Die Liebe spürt man auch in der Musik, die zum Besten zählt, was diese Band bis dato gemacht hat. Girl Ray spielen nicht einfach das Nile-Rodgers-Handbuch nach, sondern erfinden ihren ganz eigenen Dancefloor-Sound. Der instrumentale Star des Albums ist Moss, die mit ihrem Bass nahtlos zwischen tighten Oktav-Sprüngen und verspieltem Walking-Bass wechselt – und diese Grooves mit einer kleinen Portion Post-Punk-Gekratze aus der Orange-Juice-Schule vereint. Das musikalische Meisterstück ist „Up“, das mit Chickenscratch-Gitarre und Talking-Heads-Vibes beginnt, zur Mitte mit Streichern kurz innehält – nur um im Anschluss wieder mit einer mächtigen Reprise zurückzukehren.

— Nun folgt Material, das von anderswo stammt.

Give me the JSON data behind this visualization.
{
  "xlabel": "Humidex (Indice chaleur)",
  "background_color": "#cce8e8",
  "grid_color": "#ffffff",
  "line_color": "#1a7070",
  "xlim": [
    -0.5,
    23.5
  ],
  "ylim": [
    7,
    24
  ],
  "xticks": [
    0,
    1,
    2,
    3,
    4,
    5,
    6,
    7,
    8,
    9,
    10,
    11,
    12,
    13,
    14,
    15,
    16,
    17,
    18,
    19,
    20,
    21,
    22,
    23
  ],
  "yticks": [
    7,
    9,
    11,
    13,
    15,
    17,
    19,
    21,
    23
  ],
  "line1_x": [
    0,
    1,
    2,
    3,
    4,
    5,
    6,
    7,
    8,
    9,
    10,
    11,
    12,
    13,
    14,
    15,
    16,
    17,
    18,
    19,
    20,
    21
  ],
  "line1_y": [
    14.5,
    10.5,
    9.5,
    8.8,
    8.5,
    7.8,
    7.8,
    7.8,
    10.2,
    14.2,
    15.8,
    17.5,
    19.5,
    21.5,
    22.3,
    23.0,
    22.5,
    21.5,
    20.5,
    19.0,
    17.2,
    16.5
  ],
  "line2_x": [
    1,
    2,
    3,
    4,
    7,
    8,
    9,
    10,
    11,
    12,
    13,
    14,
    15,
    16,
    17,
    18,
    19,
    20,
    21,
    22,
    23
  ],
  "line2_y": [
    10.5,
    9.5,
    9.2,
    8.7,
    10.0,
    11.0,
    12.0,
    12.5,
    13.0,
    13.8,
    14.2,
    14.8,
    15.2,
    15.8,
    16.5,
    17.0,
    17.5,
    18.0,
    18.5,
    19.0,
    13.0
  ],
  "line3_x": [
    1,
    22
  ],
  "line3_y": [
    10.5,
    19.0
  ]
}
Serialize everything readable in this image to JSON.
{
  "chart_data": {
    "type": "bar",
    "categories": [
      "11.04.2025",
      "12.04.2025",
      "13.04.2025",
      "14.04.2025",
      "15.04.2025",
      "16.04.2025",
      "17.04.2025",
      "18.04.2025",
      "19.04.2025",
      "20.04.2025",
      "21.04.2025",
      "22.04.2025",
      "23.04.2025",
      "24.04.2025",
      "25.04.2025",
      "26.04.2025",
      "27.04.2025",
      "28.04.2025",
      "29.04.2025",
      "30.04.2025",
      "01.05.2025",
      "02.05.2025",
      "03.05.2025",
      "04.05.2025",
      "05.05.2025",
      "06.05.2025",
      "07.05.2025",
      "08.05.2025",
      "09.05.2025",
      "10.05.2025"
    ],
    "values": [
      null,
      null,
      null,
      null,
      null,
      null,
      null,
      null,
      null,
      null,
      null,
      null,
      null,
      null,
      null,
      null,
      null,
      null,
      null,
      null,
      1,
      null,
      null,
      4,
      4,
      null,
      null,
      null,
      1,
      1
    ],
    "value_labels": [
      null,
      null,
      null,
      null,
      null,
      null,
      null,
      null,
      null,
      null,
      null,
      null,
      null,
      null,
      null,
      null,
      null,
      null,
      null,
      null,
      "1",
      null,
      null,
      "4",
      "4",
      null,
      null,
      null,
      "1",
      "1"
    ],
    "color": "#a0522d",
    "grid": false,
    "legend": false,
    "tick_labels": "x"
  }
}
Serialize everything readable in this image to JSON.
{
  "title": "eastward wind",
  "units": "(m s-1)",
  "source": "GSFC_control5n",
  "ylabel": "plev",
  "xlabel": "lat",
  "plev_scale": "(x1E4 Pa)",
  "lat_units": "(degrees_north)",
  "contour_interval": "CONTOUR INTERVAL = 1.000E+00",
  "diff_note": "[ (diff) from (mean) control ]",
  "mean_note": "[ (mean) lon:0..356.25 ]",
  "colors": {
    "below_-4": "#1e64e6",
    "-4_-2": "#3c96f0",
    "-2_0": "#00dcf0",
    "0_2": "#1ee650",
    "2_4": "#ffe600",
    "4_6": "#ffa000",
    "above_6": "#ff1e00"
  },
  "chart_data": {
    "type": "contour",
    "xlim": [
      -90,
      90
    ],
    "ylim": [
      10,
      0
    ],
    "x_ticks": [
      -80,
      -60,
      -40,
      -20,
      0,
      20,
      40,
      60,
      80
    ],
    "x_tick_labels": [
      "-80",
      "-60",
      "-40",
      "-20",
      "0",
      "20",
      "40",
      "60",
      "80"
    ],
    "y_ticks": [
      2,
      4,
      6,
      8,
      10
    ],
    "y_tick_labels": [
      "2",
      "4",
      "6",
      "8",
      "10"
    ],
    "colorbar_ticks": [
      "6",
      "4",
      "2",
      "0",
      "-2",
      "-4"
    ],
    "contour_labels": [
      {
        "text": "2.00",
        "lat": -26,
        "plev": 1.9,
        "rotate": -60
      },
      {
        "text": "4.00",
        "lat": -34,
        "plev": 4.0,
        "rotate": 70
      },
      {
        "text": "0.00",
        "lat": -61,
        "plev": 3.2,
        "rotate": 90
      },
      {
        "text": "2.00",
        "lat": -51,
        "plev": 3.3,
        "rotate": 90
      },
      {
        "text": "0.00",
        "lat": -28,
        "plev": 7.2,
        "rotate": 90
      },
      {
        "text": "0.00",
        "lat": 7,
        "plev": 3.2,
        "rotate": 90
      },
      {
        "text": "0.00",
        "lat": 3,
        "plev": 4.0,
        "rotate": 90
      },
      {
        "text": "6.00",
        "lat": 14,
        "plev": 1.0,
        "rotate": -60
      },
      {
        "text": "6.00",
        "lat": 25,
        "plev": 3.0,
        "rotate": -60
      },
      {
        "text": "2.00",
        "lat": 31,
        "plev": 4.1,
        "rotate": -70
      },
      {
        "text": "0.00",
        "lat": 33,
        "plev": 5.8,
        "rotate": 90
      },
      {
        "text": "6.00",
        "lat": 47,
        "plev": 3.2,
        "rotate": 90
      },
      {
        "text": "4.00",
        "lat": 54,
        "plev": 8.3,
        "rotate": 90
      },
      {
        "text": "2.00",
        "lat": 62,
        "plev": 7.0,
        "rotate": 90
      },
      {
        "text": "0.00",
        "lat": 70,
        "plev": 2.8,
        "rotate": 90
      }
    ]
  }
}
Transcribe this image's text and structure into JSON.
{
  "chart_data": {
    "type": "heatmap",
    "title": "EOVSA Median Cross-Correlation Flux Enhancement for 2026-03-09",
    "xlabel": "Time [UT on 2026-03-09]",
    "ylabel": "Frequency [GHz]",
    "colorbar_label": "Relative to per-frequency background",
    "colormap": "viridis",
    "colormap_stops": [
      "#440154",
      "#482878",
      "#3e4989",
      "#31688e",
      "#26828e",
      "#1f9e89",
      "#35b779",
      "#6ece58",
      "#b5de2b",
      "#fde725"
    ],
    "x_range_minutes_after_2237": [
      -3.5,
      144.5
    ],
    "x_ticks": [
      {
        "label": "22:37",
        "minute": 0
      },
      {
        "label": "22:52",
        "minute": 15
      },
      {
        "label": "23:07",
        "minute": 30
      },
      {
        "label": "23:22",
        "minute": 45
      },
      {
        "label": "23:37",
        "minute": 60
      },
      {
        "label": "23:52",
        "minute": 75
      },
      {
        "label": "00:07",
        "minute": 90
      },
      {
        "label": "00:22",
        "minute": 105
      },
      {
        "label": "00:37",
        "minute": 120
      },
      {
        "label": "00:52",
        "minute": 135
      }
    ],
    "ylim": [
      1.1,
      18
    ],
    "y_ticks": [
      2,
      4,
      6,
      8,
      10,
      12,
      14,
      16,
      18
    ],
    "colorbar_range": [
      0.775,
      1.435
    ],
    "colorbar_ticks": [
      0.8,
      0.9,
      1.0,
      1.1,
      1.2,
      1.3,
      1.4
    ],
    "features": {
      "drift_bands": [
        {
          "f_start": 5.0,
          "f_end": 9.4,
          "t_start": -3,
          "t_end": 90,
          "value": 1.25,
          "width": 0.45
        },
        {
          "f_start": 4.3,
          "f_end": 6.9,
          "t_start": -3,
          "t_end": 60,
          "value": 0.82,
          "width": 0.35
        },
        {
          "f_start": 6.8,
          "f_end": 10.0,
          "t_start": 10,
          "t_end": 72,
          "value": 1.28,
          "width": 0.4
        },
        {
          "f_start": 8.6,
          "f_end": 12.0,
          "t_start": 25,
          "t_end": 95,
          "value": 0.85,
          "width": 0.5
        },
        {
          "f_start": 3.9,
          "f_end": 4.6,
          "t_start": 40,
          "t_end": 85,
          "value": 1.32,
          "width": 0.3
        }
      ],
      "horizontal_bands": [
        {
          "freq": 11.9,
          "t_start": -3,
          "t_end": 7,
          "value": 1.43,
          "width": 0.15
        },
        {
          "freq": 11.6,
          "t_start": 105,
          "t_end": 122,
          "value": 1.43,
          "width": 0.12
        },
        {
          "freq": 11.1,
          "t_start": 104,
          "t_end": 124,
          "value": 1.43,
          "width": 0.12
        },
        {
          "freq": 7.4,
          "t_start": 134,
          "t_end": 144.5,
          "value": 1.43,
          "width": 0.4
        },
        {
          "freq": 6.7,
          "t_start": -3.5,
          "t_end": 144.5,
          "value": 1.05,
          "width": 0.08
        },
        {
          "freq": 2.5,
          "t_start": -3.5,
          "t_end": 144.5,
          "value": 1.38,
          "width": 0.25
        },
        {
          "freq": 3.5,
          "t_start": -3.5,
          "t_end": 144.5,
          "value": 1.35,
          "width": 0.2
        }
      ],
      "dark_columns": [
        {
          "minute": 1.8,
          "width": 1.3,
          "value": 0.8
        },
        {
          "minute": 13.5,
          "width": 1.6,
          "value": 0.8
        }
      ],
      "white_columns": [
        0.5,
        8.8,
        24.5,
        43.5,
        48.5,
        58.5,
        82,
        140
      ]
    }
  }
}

Die drei Stimmen sind genauso eng miteinander verschlungen wie auf „Earl Grey“, klingen hier im neuen Glitzer-Gewand aber plötzlich triumphal und gut gelaunt. So hemmungslos groovend wie auf „Tell Me“ klang diese Band noch nie. „Prestige“ ist eine maximal slicke, selbstbewusst in den Sonnenuntergang swingende Sommer-Platte, auf der ein Hit den nächsten jagt.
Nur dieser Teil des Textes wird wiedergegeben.